From his office overlooking the brilliant autumnal foliage, a worried senior CIA official decided to inform the Director, a registered Republican, ‘In the last few months … new elements in [Moscow’s] attitude have become evident.’ Specifically, since the nomination convention, Moscow’s leaders ‘have taken up a harsher propaganda line’. Speaking for the Board of National Estimates, its Chairman observed that this ‘propaganda line reflects some genuine concern’ along the Moskva river. Indeed, something was different this campaign season. ‘This year’, wrote the Chairman, the veteran intelligence officer Sherman Kent, Moscow had ‘made it plain that there are sharp distinctions between the contending parties and policies’ and that the Kremlin has made ‘their preference’ known. It was 1964.
If Director of Central Intelligence John McCone was alarmed upon receipt of the Board's assessment of Soviet propaganda, he need not have been. Its impact was probably marginal. Lyndon Johnson certainly did not need Soviet Premier Nikita Khrushchev's assistance to secure his crushing victory over Barry Goldwater. This was not the last time, however, that the Director of Central Intelligence would receive an October memo warning about Soviet meddling in a presidential election.
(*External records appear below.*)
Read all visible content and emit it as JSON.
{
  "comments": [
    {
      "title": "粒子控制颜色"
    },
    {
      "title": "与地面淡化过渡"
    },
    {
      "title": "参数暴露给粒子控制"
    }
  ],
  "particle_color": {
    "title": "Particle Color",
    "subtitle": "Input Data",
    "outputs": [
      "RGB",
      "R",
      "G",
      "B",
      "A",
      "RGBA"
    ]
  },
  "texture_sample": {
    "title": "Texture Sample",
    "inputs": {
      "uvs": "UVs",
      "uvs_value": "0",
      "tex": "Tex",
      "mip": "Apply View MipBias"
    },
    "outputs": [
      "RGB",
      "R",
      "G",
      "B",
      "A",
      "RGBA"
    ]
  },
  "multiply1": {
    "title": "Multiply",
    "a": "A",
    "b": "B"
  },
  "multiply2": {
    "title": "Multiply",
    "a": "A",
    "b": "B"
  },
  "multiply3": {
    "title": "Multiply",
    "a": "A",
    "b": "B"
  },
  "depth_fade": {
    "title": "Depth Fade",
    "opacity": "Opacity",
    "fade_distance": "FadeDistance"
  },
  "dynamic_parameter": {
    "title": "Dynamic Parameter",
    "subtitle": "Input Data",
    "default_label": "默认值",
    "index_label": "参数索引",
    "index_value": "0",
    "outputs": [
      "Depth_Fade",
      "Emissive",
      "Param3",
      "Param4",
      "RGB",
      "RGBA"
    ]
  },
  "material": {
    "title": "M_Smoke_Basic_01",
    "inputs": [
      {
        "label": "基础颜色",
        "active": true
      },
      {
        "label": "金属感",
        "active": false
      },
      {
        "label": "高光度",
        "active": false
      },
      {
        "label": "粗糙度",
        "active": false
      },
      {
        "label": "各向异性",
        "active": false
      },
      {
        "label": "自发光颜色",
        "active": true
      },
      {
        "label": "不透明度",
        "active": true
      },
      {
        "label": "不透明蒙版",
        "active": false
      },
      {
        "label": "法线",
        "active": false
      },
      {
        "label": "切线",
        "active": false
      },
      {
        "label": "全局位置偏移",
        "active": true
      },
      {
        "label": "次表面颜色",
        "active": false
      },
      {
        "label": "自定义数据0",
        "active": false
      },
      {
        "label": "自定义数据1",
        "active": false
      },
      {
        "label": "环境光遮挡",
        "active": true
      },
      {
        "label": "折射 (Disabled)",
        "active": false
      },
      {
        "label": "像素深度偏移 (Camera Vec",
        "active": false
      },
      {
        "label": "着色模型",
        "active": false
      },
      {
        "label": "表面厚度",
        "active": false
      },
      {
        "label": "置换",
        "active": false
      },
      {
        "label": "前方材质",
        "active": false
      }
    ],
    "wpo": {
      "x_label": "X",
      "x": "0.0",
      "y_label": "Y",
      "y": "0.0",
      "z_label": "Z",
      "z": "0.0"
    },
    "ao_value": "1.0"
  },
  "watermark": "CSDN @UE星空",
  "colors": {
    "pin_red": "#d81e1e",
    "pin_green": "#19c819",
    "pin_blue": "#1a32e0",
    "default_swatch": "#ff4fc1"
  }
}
Nearly twenty years later, the Politburo would again discern marked policy differences between the White House incumbent and his challenger.
A politically attuned lawyer, Bill Casey served as Ronald Reagan's campaign manager before being named Director of Central Intelligence. Less than two years into the job, he received a memo proposing a ‘study to determine the evidence, if any, of Soviet efforts to influence previous US elections … and to judge the prospects for such activity in 1984’.